In fact, it often felt like the patients were doing more for the students than the other way around. One particular visit on my outpatient psychiatry rotation left me feeling this way and since the situation wasn’t appropriate for me to express this to the patient at the time, I wrote a letter to him afterwards to let him know my thoughts (although sadly he will likely never see this).
Dear Mr. “G,”
You sit here in my preceptor’s office with your head in your hands talking about how nobody in your life wants anything to do with you anymore. You talk about how you have burned every bridge from your past and how much your children and family hate you. You say you can’t eat, that you feel guilty, and that you have no energy or interest in any of your old hobbies. You talk about how you can’t even concentrate on the television and that if you could end your life today you would because nobody would even notice. You say you have nothing left to offer to anyone in this world.

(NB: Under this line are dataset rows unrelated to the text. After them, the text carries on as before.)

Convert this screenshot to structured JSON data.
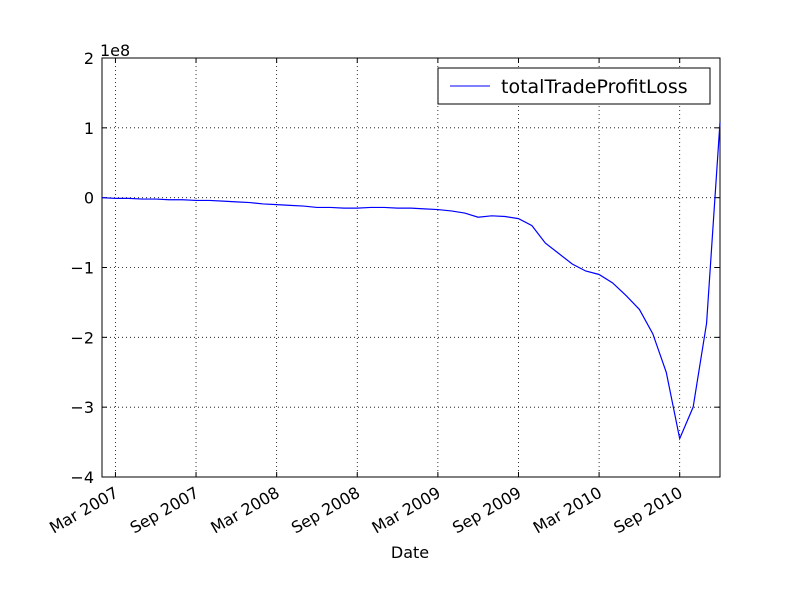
{
  "chart_data": {
    "type": "line",
    "x_label": "Date",
    "y_offset_label": "1e8",
    "x": [
      "2007-02",
      "2007-03",
      "2007-04",
      "2007-05",
      "2007-06",
      "2007-07",
      "2007-08",
      "2007-09",
      "2007-10",
      "2007-11",
      "2007-12",
      "2008-01",
      "2008-02",
      "2008-03",
      "2008-04",
      "2008-05",
      "2008-06",
      "2008-07",
      "2008-08",
      "2008-09",
      "2008-10",
      "2008-11",
      "2008-12",
      "2009-01",
      "2009-02",
      "2009-03",
      "2009-04",
      "2009-05",
      "2009-06",
      "2009-07",
      "2009-08",
      "2009-09",
      "2009-10",
      "2009-11",
      "2009-12",
      "2010-01",
      "2010-02",
      "2010-03",
      "2010-04",
      "2010-05",
      "2010-06",
      "2010-07",
      "2010-08",
      "2010-09",
      "2010-10",
      "2010-11",
      "2010-12"
    ],
    "series": [
      {
        "name": "totalTradeProfitLoss",
        "color": "#0000ff",
        "values": [
          0,
          -0.01,
          -0.01,
          -0.02,
          -0.02,
          -0.03,
          -0.03,
          -0.04,
          -0.04,
          -0.05,
          -0.06,
          -0.07,
          -0.09,
          -0.1,
          -0.11,
          -0.12,
          -0.14,
          -0.14,
          -0.15,
          -0.15,
          -0.14,
          -0.14,
          -0.15,
          -0.15,
          -0.16,
          -0.17,
          -0.19,
          -0.22,
          -0.28,
          -0.26,
          -0.27,
          -0.3,
          -0.4,
          -0.65,
          -0.8,
          -0.95,
          -1.05,
          -1.1,
          -1.22,
          -1.4,
          -1.6,
          -1.95,
          -2.5,
          -3.45,
          -3.0,
          -1.8,
          1.08
        ]
      }
    ],
    "xlim": [
      "2007-02",
      "2010-12"
    ],
    "xticks": [
      {
        "value": "2007-03",
        "label": "Mar 2007"
      },
      {
        "value": "2007-09",
        "label": "Sep 2007"
      },
      {
        "value": "2008-03",
        "label": "Mar 2008"
      },
      {
        "value": "2008-09",
        "label": "Sep 2008"
      },
      {
        "value": "2009-03",
        "label": "Mar 2009"
      },
      {
        "value": "2009-09",
        "label": "Sep 2009"
      },
      {
        "value": "2010-03",
        "label": "Mar 2010"
      },
      {
        "value": "2010-09",
        "label": "Sep 2010"
      }
    ],
    "ylim": [
      -4,
      2
    ],
    "yticks": [
      {
        "value": -4,
        "label": "−4"
      },
      {
        "value": -3,
        "label": "−3"
      },
      {
        "value": -2,
        "label": "−2"
      },
      {
        "value": -1,
        "label": "−1"
      },
      0,
      1,
      2
    ],
    "grid": true,
    "legend": "upper right"
  }
}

But clearly you have no idea what you are doing for this medical student. You are showing me what depression looks like. And even though I may not be able to help you right now, I’m going to remember you. When I see my own patients several years from now and I come across someone who feels the way you do, I’ll remember you. All of these antidepressant medications you are discussing with my preceptor right now – I’m going to remember them as they relate to you. Which ones work for you, which ones give you what side effects.
You have no idea how much I’m taking away from this conversation. You don’t realize that the things we are talking about in this room right now may help me save a life down the road. You don’t know that. But I wish you could know that. Not because I want you to feel like you’re a lab rat for medical students, but because maybe you’ll realize that you can help people without even knowing it. Don’t give up Mr. G. You look like you have plenty left in the tank.